On 14 October 2011 09:10, Neil Kandalgaonkar neilk@wikimedia.org wrote:
I didn't ask, but perhaps I could find out. It's an interesting idea, although to some degree it's once again postponing the necessary IMO work of putting licenses in the database. I mean, Commons regards correct licensing as one of the most important activities, and yet licenses aren't a real object in the system. It's very difficult to gather even basic information about how licenses are used on Commons.
Anyway as far as I can tell, microformats are dead. However, HTML5 microdata is on its way.
http://www.w3.org/TR/microdata/
A Google employee wrote that spec, but that's not a guarantee it will actually work with anything, or that Google Image Search has any idea he wrote it. ;)
Eurgh. We don't really want to get into the RDFa/microformats/microdata holy wars... :-)
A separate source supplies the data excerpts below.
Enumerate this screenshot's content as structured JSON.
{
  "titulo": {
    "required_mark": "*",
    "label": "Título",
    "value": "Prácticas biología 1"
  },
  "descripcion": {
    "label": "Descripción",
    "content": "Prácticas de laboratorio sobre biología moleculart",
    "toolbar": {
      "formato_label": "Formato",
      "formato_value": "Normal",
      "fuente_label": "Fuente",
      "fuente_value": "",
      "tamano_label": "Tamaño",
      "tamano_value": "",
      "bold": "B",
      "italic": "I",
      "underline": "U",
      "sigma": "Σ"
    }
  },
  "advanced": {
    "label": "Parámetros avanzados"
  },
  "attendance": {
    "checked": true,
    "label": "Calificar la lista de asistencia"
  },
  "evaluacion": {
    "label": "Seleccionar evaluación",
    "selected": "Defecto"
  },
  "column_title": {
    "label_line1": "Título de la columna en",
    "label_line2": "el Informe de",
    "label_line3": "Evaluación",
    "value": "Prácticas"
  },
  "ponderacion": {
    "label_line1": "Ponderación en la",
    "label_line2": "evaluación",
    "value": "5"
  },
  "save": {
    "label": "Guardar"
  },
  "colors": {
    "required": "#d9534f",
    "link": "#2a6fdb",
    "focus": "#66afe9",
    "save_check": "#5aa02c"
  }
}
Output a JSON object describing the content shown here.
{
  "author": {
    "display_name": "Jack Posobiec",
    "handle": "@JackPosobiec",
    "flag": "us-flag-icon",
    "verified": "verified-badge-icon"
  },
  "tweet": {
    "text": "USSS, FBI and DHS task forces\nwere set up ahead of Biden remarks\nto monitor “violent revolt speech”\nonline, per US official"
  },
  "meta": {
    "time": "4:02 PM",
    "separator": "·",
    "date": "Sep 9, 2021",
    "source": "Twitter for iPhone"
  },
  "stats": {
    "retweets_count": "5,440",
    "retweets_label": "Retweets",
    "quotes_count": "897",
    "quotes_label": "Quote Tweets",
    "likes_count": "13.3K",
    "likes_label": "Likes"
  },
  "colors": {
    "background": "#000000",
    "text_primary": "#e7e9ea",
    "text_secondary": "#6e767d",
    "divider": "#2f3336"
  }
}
Frankly, given the movement's mission and commitments, using RDFa seems most sensible. Though I agree with Neil that having licences as a first-level object would be nice-to-have, the templates give us the ability to achieve proper machine-readable licence-tagging right now (well, technically they'd apply to the page not the image, but Google could easily code around that, or in a pinch we could have an extension that extracted the RDFa attributes and applied them to the IMG and A elements).